Dickinson uses one of her favorite birds to illustrate a good bit of a woman's life. The robin, a symbol of rejuvenation and harbinger of spring, goes from young and hurried to mature and nurturing. I suspect Dickinson might have watched a similar progression in some of her best girl friends. The poem uses three stanzas for three stages.
        We begin with the robin dashing into the scene of emerging spring – early March. Having probably just arrived at her breeding territory, she blurts out a bit of gossip or perhaps "express Reports" of the season. Mainly, she's announcing her arrival and availability. Her song "interrupt[s] the otherwise quiet Morn."
        The second stanza takes us to the noon of the day, the prime of life. The robin's songs fill the air, sweet and pure as the song of a cherub. Note that the robin's song "overflow[s]" Noon. One season into spring and her sweet joy fills the day. No doubt a mate is near. (Yes, we know now that it is the male who does most of the singing, but I think Dickinson is thinking of young women here at the peak of their ripe and innocent beauty. They are charming and beautiful, whereas the male of the human species must remain more drab and pragmatic.)
         
Finally, we see the robin settled in her nest, quietly assuming an ideal Victorian motherhood. Dickinson's choice of abstract nouns is interesting: Home is the best place for the mother robin, but why mention "Certainty" and "Sanctity"? From the usage of her day, "certainty" implies "faithfulness" and "fidelity." The young robin must settle down – no more singing and calling attention to herself. "Sanctity" implies a safe haven, a "home on high" like heaven, just as the nest is high in the tree, far away from the dangers of earth. The good mother is faithful, pure, spiritual.

The question Dickinson leaves us is whether or not the robin has made a good trade. She has lost her song, become "speechless" in her nest. While the bird may find this to be the best state, I suspect Dickinson has other ideas. She herself never became speechless, never erased herself for the sake of nest and babies. In her poetry she continues to sing, although a deeper and often darker song than many of the lighthearted poetry of her younger years. Dickinson does retreat to her own nest – her familial home and her private room – but she continues to sing.

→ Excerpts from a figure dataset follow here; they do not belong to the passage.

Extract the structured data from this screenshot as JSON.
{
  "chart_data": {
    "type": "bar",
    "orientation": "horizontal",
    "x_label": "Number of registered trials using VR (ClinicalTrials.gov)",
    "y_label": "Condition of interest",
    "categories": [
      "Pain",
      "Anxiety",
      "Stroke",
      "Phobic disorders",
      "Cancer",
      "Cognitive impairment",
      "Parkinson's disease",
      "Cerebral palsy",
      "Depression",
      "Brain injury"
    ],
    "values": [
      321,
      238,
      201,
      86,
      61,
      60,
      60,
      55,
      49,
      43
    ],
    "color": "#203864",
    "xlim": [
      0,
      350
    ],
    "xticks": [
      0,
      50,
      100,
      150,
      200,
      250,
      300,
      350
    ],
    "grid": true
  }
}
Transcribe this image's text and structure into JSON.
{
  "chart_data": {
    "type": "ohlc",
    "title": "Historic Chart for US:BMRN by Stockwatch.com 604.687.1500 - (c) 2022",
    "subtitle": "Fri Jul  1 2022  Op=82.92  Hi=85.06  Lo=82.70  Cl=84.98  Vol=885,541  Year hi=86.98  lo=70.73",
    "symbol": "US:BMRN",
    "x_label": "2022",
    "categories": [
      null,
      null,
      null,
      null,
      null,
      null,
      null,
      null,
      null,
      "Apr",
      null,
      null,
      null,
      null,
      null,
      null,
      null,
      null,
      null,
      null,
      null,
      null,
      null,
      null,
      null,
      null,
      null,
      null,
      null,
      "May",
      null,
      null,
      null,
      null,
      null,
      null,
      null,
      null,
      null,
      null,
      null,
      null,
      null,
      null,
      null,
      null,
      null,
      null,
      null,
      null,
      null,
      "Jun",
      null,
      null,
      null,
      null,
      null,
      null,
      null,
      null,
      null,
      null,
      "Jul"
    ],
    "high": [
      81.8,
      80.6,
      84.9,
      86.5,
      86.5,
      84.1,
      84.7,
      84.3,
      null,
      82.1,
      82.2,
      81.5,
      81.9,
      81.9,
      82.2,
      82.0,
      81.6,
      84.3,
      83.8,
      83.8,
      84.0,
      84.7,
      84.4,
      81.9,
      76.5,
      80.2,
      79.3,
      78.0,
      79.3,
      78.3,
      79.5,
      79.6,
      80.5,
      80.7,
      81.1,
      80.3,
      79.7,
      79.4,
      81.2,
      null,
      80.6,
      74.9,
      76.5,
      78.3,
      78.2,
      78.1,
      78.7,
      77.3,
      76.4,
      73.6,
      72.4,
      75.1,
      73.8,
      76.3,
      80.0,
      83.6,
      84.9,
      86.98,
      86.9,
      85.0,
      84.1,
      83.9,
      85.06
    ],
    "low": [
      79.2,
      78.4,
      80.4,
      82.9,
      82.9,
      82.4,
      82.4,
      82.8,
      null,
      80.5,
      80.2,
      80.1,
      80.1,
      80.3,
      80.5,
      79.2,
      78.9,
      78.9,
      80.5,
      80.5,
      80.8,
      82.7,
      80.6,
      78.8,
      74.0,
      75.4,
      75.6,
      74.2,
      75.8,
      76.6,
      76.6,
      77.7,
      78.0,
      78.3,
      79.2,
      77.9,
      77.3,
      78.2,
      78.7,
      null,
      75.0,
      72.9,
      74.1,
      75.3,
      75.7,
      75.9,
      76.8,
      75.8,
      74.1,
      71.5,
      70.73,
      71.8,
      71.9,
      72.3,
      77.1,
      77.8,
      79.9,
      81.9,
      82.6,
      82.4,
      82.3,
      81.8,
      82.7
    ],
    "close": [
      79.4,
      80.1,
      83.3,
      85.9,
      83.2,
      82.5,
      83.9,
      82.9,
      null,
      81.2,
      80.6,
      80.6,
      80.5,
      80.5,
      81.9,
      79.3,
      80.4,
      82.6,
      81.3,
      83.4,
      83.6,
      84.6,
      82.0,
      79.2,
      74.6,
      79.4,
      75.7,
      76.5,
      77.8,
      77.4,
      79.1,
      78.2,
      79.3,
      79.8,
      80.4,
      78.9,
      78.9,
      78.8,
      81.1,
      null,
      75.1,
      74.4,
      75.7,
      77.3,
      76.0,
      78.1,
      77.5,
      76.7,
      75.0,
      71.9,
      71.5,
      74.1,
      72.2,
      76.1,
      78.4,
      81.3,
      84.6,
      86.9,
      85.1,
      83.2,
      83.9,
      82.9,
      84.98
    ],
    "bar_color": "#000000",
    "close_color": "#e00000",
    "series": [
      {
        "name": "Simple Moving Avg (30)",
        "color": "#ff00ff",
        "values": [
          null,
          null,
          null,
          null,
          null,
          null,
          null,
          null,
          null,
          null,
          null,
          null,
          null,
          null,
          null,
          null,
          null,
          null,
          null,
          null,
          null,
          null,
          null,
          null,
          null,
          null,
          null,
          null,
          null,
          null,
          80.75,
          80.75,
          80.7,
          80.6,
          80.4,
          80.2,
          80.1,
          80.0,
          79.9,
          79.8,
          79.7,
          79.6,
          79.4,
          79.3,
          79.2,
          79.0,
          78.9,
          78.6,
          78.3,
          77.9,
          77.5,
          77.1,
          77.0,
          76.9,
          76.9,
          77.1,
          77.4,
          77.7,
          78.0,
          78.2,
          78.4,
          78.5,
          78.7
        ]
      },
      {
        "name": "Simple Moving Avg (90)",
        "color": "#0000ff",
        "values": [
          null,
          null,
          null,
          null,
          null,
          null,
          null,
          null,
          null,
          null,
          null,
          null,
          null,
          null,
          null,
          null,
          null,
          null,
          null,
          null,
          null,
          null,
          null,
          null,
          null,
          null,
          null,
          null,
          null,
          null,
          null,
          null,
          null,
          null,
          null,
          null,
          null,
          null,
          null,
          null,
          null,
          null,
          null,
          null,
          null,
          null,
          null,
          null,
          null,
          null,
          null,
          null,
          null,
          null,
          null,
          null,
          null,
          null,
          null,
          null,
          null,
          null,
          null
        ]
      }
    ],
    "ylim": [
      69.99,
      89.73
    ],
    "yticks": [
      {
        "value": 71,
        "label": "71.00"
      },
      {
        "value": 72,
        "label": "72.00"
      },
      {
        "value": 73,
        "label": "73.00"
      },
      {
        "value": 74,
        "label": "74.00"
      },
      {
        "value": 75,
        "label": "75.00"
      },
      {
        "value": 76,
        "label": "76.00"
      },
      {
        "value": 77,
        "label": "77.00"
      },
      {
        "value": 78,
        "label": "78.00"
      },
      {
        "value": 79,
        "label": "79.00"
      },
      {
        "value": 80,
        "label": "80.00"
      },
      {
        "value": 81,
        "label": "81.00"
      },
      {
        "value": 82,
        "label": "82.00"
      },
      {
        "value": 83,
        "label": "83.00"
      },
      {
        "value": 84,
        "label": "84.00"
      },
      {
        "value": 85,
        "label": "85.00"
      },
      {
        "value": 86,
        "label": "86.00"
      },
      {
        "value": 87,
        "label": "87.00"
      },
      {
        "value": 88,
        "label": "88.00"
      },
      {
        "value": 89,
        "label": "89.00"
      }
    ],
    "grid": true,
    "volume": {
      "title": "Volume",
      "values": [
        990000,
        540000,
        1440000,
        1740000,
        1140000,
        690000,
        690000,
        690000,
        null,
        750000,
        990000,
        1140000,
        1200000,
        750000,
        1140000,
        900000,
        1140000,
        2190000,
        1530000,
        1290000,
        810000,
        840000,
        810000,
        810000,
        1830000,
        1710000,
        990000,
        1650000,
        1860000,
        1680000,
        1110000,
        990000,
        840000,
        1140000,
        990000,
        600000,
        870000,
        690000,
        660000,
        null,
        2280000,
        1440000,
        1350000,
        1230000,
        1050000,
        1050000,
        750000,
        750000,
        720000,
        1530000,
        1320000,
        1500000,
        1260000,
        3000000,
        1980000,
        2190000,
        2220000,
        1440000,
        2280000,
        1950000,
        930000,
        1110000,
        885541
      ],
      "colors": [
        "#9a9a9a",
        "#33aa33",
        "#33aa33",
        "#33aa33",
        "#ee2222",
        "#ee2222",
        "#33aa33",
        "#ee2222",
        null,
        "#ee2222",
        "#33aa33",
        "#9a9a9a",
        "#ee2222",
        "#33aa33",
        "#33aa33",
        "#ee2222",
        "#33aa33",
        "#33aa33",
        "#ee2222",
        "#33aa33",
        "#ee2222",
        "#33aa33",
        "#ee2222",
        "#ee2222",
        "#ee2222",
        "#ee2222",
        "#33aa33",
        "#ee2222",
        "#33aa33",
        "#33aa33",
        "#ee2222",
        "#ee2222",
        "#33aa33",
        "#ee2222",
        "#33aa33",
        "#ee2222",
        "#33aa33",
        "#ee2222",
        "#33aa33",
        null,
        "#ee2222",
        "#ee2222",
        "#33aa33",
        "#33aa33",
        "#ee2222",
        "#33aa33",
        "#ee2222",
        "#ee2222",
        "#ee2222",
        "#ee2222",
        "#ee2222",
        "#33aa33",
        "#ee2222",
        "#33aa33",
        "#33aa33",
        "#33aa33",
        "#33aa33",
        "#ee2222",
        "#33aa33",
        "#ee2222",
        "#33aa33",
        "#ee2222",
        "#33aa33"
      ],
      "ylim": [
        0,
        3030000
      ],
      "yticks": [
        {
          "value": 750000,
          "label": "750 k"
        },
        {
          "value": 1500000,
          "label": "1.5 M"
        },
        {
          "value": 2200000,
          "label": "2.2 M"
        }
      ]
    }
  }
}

The poem is tightly constructed, particularly through the repetition of "The Robin is the One" as the first line of each stanza. Slant rhymes of "One" complete numerous other lines: Morn, on, Noon, begun. The first, second and fourth lines of each stanza are in iambic trimeter, with the third line in tetrameter. The clear, strong meter and rhyme produce a sense of predictability that, in Dickinson's trademark manner, she overturns in the last few phrases. The reader is glad that the robin is a good nesting mother, but can't help but feel sad for the loss of her song, particularly for such ambiguous states as "Certainty" and "Sanctity."